Una tarde Lola intentó que su marido dejara a un lado los insultos y los golpes, quería que la tratara como al inicio cuando la cortejaba, cuando era ese príncipe azul que toda mujer sueña, antes de que lo machista llegara. El ser machista era casi un requisito para los hombres que desearan vivir ahí, y Lola tenía que aguantarse, pero esa tarde quiso que lloviera en ese desierto en el que vivía. Con el dinero ahorrado fue al mercadillo y compró todos los ingredientes para hacer el caldo de gallina, ese que tanto le gustaba a su marido, ese que lo hacía amoroso. Luego de hacer las compras, pasó por el campo y le dijo a su esposo que esta noche será especial y no por el aniversario de casados, ese se había guardado en los recuerdos como las fotografías en los álbumes que no se vuelven a ver jamás. Esta noche ella le haría ese caldo de gallina que tanto le gusta, ese caldo que él se saboreó al momento que le dijo y ya esperaba que se acabara el día laboral.
Lola se arregló como nunca lo había hecho, ni en su boda se había maquillado tanto, ni peinado, se puso su mejor vestido, creyente que su esposo recordaría su aniversario, que le daría gracias por ese caldo, un gracias por ser su esposa.

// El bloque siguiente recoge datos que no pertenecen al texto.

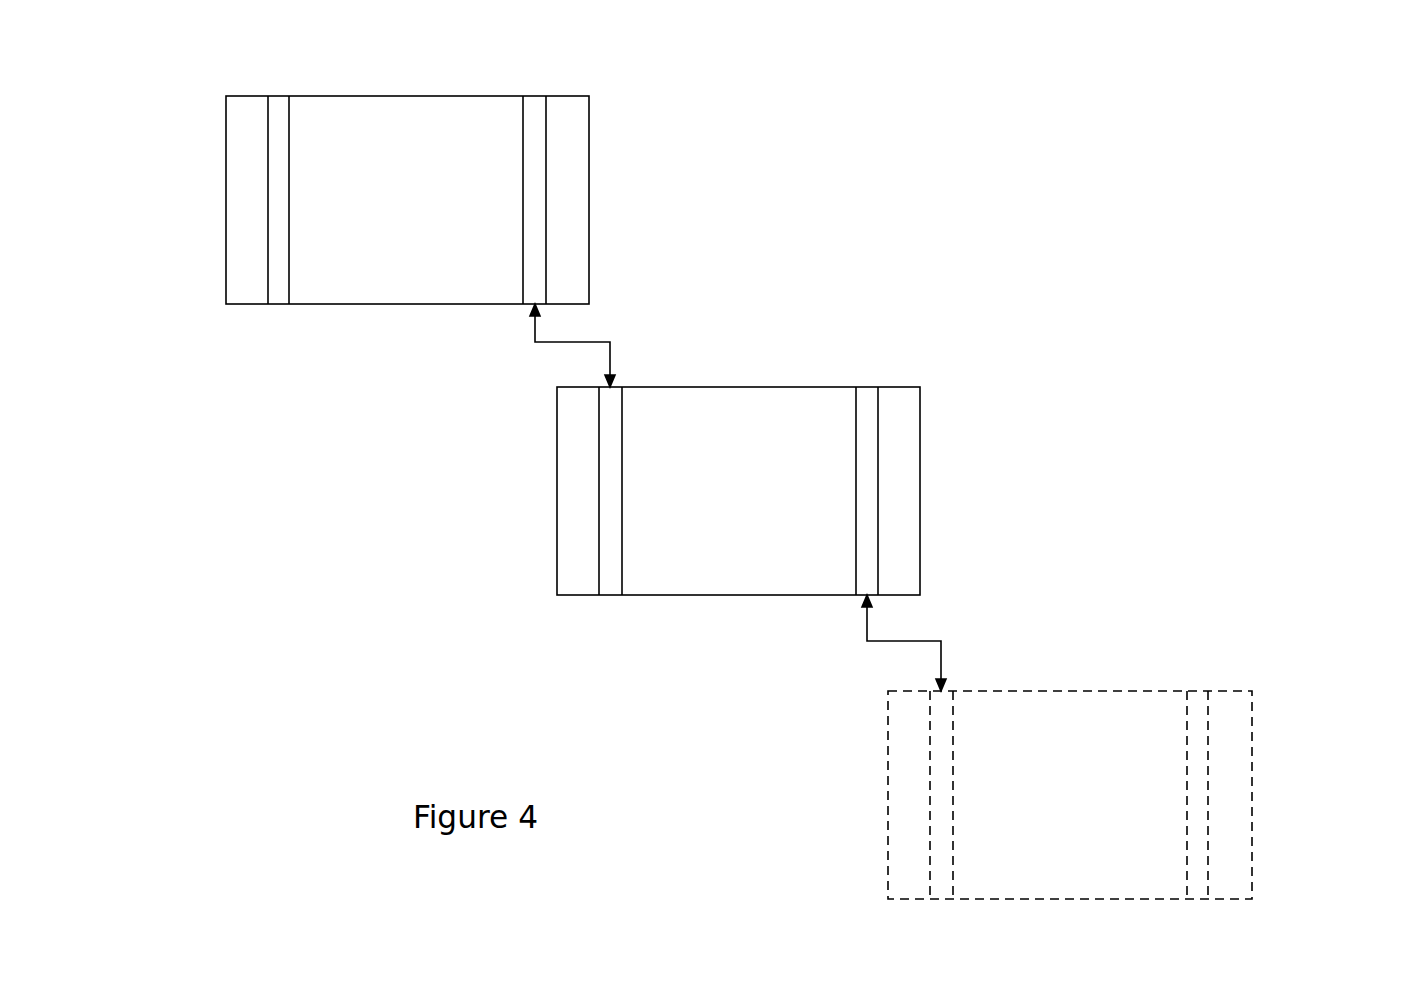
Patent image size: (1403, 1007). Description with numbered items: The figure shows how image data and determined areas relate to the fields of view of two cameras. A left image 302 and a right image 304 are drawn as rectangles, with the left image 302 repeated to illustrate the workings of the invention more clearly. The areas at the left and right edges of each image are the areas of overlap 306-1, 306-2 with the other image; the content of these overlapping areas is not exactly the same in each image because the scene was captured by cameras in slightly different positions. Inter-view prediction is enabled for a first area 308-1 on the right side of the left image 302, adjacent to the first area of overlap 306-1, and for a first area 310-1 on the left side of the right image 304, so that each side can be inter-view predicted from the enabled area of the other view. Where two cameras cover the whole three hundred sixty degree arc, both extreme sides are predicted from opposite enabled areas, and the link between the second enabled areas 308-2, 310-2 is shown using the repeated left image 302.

The left image 302 is at (412, 276).
The right image 304 is at (755, 415).
The first area of overlap 306-1 is at (570, 207).
The second area of overlap 306-2 is at (243, 197).
The first area of the left image 308-1 is at (535, 125).
The second enabled area of the left image 308-2 is at (282, 289).
The first area of the right image 310-1 is at (613, 580).
The second enabled area of the right image 310-2 is at (866, 400).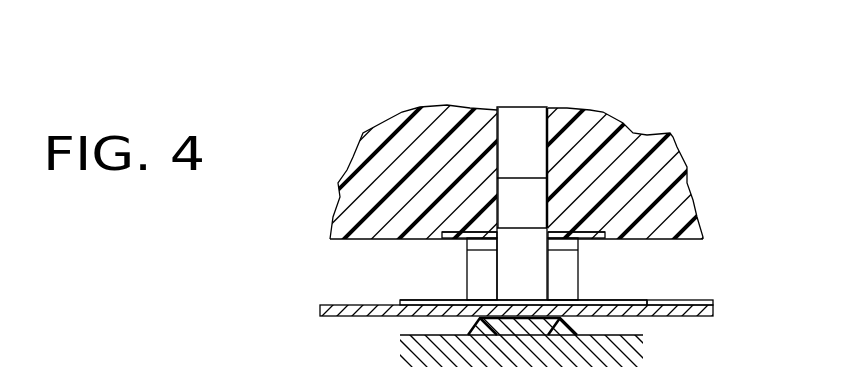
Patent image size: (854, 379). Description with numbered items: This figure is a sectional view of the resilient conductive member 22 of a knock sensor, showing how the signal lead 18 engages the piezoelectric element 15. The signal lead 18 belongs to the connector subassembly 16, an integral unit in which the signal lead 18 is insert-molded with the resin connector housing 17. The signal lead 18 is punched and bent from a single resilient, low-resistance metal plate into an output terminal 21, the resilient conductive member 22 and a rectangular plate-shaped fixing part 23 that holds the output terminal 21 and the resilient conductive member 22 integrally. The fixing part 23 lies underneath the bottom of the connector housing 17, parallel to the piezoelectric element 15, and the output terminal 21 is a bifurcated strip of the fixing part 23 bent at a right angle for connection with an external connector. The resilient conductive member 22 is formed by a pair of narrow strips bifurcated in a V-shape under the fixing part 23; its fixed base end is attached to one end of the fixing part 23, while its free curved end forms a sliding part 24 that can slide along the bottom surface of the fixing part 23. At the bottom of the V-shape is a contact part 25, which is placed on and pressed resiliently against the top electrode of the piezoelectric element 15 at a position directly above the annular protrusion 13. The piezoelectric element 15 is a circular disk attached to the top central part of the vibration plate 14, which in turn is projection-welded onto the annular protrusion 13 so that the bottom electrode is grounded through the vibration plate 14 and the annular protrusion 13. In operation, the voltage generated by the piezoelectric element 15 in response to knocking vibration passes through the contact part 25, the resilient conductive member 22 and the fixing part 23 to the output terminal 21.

Llegó la noche y las ofensas de su marido con ellas, - eres una inútil, estoy cansado y no tienes la comida, siempre es lo mismo contigo-. Ni notó que se había embellecido, sólo los reclamos por no tener la comida lista eran lo que brotaba de su boca. Esa angustia que devoraba las palabras de Lola para no ofender a su esposo se fue deshaciendo en su interior, el caldo estaba en plena ebullición como su sangre y la rabia tiñó sus ojos marrones al instante que otro insulto volvió. -Apúrale mujer, no sirves para nada-. Y Lola se vistió de esa fuerza que sus arrugas opacaban, miró la olla con las burbujas reventando en el borde, el fuego intenso de la estufa fue el reflejo de sus ojos al voltear hacia su marido, que molesto exigió de nuevo sin un por favor. Era lo único que pedía Lola, un poco de educación hacia ella, sin embargo, esas palabras no llegaron. Luego de la última queja que esbozo su esposo, a Lola le venían en su pensar todas esas palabras que la atormentaban, que le rasgaban el corazón. Así que cogió la olla con las dos manos aventándosela en la cabeza a ese hombre que la trataba mal. El agua hirviendo lo bañó por completo, los pedazos de gallina cayeron al suelo y a su ropa, los gritos de dolor rebotaban por todas las paredes de la casa.  Lola quedó con la respiración agitada, no sabía si estaba asustada o era asombro por lo que hizo y levemente una sonrisa brotó de su cara. Después de ese suceso, su marido comenzó a decir gracias y por favor, pero a otra mujer. Porque Lola esa misma noche se fue junto con la dignidad que le quedaba, se fue para no volver jamás.